2002 composition by Jennifer Higdon

The Concerto for Orchestra is an orchestral composition in five movements by the American composer Jennifer Higdon. The work was commissioned by the Philadelphia Orchestra with contributions from the National Endowment for the Arts, the Philadelphia Music Project, and Peter Benoliel. It was premiered at the Kimmel Center for the Performing Arts in Philadelphia June 12, 2002, with conductor Wolfgang Sawallisch leading the Philadelphia Orchestra.

==Composition==
The Concerto for Orchestra has a duration of roughly 35 minutes and is composed in five numbered movements.

===Instrumentation===
The piece is scored for three flutes (3rd doubling piccolo), three oboes, two clarinets, bass clarinet, two bassoons, contrabassoon, four French horns, three trumpets, three trombones, tuba, harp, piano, celesta, timpani, three percussionists, and strings.

==Reception==
Andrew Farach-Colton of Gramophone praised the Concerto for Orchestra, saying, "One expects a concerto to be virtuosic, and Higdon peppers this one with solos for the first-desk players, while also offering plenty of opportunity for more general orchestral muscle flexing." Reviewing a performance by the Mannes College The New School for Music Orchestra, Allan Kozinn of The New York Times lauded the piece as "accessible but technically demanding" and wrote, "Like the concertos for orchestra by Bartok and Lutoslawski, this is a showpiece that makes demands on every section and often calls for unusual timbres: the quickly descending violin glissandos, which create an almost electronic effect in the third movement, for example, or the eerie bowed percussion sounds that open the fourth." Kozinn further remarked:
Combinations of strings and bells yield a magical, sparkling effect, and some of the woodwind passages approach that spirit from a different direction, with allusions to the brisk descending clarinet lines that animate Bernstein’s "Candide" Overture along the way.
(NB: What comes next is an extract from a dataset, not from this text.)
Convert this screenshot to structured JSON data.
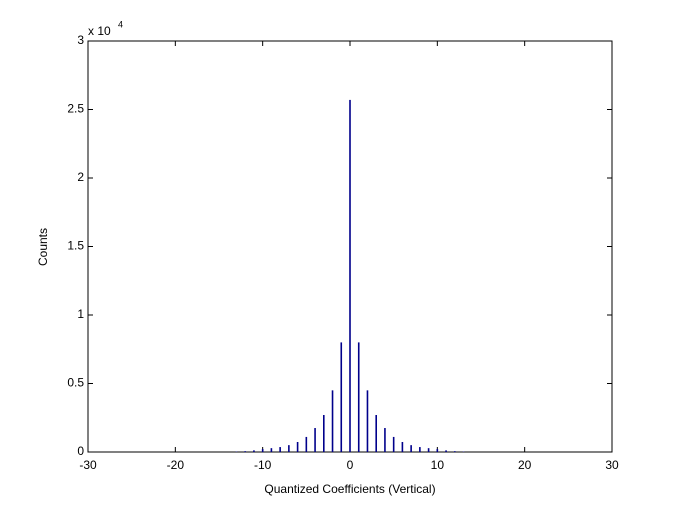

But the work is not just a catalog of fancy effects. Ms. Higdon also provides long stretches of fast-bowed, percussion-supported, muscular orchestral writing, particularly in the opening movement and the finale, when both the score and this young orchestra were at their fiery best.

Conversely, Andrew Clements of The Guardian called the piece "supremely forgettable" and "an example of American contemporary music at its most vacuous, a noisy mishmash of early 20th-century styles".

== Recordings ==
The first recording of this work was released by Telarc on March 23, 2004 with a recording of Higdon's work City Scape (2002). It was performed by the Atlanta Symphony Orchestra under the baton of Robert Spano.